Once this issue is solved, I should be able to calculate difficulty ratings for the Sudoku's. My current plan for solving it, devised while writing this blog post, is to add a function to both solvers, to sort the arrays that differ in such a way that they don't, then compare the resulting output of the solver.

Once I have done that, I will go through the code, adding plenty of comments to explain the methodology of the solver (this is once I have worked it out for myself!).

Monday 2 July 2012

GSoC Update 3: Sudoku Generation

I have been quite busy since my last report, both with GSoC stuff, and with moving house. I have now begun working on generating Sudoku puzzles, up until now, the sudoku-vala branch has had a hardcoded sudoku. The existing code is also much less in this area, compared with the functional interface, this was the extent of the generator:
   public static SudokuGame generate (string difficulty)  
   {  
     var x = "";  
     for (var row = 0; row < 9; row++)  
     {  
       for (var col = 0; col < 9; col++)  
       {  
         var z = Random.int_range (0, 27);  
         if (z < 9)  
           x += "%d".printf (z);  
         else  
           x += ".";  
       }  
     }  
   
     return new SudokuGame.from_string (x);  
   }  
So, I began with the python code, working out how it worked, and then replicating that in Vala. To my current understanding, the current Gnome Sudoku game first creates a complete board (with all the cells filled in), and then selects cells to be part of the puzzle. It can do the cell selection in different ways, the two ways I have currently looked at and replicated are make_puzzle_by_boxes, and make_symmetric_puzzle.

The python code uses sets of coordinates, this made it slightly harder to translate as Vala can replicate some of this behaviour but its syntactically more expensive. So I chose to try and understand the methodology behind the code, and write in a style I believe more suits Vala.

The other missing bit from the Vala code concerning Sudoku generation was the solver, the current Vala solver doesn't have any publicly accessible methods for doing solving, it can only give tell you if the puzzle has 0, 1 or more than 1 solution. However it does this with a recursive (calls itself) method. I adapted this by introducing some random number generation, and placed it in the generator class to generate the full boards. 

Making Symmetrical Sudoku's

I was a bit confused by the methodology in the python code, it seemed to involve two loops, whereas I chose to implement it using only one. My code, generates a filled and blank board. Then picks a cell on the grid randomly, checks if its been filled yet, and if not inserts the corresponding value in filled grid, then it works out the coordinate of the reflection in the bottom left to top right diagonal, and does the same. It then repeats the steps in the previous sentence until the new board (that began blank) has enough filled cells.
Sudoku generated using the symmetrical method described above.

Making Sudoku's by Box


This is the second and slightly more complicated of the methods in the python code to produce Sudoku's. It generates puzzles that have a certain clue skew (unevenness).
Skew of 0
Skew of 0.5
Skew of 1
This works by picking a number of cells from each box (the large 3 by 3 areas), then picking that many cells from within each box.

Next

At the moment I have done some work on unifying the above methods, I aim to finish that off soon. I also would like to be able to produce symmetrical Sudoku's with different lines of symmetry (the code is limited to one in particular at the moment).

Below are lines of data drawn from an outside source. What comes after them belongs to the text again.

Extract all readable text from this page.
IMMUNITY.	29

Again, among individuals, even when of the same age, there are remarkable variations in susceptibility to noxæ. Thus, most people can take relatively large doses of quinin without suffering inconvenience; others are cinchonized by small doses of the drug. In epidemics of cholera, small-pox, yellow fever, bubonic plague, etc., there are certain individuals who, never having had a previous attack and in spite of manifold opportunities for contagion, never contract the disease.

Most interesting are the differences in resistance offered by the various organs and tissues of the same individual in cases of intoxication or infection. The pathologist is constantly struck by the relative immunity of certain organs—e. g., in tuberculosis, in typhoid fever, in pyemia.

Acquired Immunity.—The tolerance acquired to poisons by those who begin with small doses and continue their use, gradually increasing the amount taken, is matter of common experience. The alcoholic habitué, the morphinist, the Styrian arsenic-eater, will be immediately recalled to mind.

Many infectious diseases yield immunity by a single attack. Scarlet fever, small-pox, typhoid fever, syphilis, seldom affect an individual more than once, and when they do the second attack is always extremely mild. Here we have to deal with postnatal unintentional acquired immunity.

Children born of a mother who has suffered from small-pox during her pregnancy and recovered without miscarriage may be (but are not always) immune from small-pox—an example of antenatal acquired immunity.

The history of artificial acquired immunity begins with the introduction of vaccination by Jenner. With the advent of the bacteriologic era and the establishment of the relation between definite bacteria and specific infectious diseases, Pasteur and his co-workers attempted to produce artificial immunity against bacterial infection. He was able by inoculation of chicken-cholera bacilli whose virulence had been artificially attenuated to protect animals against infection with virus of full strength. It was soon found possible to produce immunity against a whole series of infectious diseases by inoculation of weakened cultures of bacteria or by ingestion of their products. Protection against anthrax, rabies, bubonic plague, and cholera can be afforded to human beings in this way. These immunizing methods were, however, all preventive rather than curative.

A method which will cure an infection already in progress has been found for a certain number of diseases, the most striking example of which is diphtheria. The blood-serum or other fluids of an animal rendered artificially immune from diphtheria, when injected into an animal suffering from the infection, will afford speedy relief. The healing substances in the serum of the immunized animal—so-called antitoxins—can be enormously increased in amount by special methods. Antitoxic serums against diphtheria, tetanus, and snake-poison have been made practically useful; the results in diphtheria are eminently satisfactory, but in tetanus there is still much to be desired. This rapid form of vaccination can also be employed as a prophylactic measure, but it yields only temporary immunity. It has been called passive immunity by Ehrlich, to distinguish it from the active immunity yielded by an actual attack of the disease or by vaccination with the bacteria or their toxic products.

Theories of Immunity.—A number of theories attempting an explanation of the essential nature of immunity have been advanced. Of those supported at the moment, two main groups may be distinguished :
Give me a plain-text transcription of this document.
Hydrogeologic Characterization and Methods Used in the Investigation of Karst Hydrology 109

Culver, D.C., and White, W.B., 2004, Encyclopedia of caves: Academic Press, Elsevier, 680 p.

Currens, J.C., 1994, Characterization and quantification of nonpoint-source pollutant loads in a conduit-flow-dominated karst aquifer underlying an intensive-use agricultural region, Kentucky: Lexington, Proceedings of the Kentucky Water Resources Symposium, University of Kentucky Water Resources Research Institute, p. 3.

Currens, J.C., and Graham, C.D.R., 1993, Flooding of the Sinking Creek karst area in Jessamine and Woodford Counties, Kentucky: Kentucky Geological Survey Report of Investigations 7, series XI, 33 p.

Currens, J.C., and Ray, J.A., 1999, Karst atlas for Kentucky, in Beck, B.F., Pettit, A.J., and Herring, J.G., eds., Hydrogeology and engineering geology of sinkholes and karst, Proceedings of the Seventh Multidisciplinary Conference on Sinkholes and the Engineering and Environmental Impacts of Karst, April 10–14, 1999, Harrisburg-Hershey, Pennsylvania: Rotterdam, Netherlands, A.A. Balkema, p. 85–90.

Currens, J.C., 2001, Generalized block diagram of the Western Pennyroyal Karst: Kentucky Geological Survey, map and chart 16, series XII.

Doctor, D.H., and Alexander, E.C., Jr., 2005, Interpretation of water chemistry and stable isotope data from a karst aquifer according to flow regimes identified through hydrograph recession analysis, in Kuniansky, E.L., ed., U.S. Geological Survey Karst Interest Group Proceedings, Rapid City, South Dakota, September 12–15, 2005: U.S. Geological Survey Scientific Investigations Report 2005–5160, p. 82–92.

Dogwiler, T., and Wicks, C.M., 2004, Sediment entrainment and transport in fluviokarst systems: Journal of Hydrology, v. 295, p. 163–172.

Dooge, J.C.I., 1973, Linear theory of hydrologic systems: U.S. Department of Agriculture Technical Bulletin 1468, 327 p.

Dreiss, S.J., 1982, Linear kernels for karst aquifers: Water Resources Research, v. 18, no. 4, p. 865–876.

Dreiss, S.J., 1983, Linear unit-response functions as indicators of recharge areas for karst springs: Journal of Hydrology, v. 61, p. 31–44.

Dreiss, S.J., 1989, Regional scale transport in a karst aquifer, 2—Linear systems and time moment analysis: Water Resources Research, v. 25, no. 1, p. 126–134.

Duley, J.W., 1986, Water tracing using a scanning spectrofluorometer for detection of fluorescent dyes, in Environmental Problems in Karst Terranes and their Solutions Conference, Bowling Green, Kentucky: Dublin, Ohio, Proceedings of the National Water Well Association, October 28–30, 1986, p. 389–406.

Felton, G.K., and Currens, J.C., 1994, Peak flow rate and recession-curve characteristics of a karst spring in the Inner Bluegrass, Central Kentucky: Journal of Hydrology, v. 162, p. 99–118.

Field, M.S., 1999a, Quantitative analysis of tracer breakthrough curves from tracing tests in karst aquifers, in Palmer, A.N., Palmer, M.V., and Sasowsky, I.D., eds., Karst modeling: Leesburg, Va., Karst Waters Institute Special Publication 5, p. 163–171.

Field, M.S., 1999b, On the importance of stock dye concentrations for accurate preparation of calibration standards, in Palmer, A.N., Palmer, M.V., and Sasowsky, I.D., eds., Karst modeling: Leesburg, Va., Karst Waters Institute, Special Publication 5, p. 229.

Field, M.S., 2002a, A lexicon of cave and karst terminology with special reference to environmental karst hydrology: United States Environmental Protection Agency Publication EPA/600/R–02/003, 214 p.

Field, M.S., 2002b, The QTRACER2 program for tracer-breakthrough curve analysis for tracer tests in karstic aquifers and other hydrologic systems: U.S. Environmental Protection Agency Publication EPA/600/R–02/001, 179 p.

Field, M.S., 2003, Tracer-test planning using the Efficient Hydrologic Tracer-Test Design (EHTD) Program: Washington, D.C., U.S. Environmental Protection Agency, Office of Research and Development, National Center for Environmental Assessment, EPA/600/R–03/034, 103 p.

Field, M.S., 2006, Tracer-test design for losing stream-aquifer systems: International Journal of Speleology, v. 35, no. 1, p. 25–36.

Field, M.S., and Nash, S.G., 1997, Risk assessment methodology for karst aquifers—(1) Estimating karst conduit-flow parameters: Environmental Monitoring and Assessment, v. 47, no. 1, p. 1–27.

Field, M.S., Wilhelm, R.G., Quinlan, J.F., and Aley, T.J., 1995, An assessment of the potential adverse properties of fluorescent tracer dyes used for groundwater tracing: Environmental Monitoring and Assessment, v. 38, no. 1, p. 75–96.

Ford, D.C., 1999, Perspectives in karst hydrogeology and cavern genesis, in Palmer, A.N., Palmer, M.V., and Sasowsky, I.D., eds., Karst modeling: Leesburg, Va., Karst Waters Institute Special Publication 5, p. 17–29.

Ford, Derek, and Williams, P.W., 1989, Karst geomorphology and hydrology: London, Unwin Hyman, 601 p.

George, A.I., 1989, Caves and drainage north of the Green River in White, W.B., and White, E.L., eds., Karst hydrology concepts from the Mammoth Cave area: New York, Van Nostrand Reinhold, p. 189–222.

The python generation code generates puzzles, then using its quite complicated solver, solves them to generate some numbers (about 5) regarding the steps it took to solve them. These are then used to generate its difficulty score.

I am hoping that by tweaking the skew in the second method I describe, I hope that it will affect the difficulty of the resulting Sudoku. But I wont be able to evaluate this until I implement the solver.